Among the American members of the board of governors expected to attend the meetings are: Dr. Cyrus Adler, president of the Dropsie College in Philadelphia and of the Jewish Theological Seminary in New York; Dr. Emanuel Libman, member of the board of directors of the American Jewish Physicians’ Committee of the University; Dr. Nathan Ratnoff, chairman of the American Jewish Physicians’ Committee; Charles Rosenbloom of Pittsburgh and New York; and Dr. Stephen S. Wise.
Dr. Libman and Rosenbloom will sail on the Berengaria from New York tonight.
Other Americans who will attend the meetings, holding proxies for absent governor, include Maurice Hexter, member of the executive board of the Jewish Agency; Edward M. Warburg of the executive committee of the American Friends of the Hebrew University; and Dr. Jacob J. Golub, Director of the Hospital of Joint Diseases, who will sail with Dr. Ratnoff from Palestine.
Prior to sailing, Dr. Magnes issued a statement which has been released by Dr. A. S. W. Rosenbach, President of the American Friends of the Hebrew University.

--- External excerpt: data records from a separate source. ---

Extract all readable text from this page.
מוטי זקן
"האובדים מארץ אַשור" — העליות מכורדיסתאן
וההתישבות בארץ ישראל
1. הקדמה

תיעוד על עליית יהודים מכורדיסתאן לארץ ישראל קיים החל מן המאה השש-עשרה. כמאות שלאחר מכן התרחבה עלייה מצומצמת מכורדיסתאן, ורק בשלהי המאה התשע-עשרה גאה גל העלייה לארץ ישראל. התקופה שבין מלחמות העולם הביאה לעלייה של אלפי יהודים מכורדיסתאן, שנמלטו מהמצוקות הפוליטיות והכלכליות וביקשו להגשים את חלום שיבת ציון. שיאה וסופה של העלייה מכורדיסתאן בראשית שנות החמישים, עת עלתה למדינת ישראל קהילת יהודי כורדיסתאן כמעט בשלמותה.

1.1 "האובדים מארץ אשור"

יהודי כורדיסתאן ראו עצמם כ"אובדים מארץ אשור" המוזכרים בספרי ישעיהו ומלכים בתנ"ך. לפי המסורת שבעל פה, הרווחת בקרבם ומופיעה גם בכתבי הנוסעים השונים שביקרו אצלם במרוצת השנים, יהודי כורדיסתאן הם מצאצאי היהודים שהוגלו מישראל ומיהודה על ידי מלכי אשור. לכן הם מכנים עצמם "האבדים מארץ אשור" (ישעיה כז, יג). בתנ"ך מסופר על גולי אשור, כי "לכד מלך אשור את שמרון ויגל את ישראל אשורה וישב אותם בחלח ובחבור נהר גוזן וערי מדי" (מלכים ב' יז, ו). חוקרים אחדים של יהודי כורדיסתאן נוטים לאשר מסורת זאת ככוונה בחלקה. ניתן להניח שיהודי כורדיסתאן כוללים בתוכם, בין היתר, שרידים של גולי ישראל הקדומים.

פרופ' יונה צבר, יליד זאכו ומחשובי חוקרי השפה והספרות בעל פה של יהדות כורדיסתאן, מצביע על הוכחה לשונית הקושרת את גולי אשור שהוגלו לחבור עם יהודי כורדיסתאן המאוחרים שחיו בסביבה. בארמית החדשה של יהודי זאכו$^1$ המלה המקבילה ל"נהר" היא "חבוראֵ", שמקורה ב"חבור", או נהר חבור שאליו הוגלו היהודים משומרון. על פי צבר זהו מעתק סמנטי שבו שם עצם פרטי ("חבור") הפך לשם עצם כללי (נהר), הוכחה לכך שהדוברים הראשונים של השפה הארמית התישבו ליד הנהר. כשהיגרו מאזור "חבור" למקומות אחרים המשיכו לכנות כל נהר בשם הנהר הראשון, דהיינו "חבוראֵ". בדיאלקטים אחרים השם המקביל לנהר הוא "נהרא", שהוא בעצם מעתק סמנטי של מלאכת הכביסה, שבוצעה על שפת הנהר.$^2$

“If ever there was a time for a Hebrew University, that time is now,” Dr. Magnes declared. “The Great War brought with it what might have been expected—a questioning of every presupposition of man’s thinking. But there have also come attempts, most violent and savage, to tighten up the loosened world. It is a time of deep despair, also a time of the glimmering of some hopes, a more honest time than usual, a bolder, more courageous time for better and for worse, a time seeking great answers to great questions.”
It is expected that Dr. Magnes will present the board with a five year plan embracing the addition to the university staff of twenty former German professors with whom negotiations have been under way during the past year. Fourteen have already been appointed.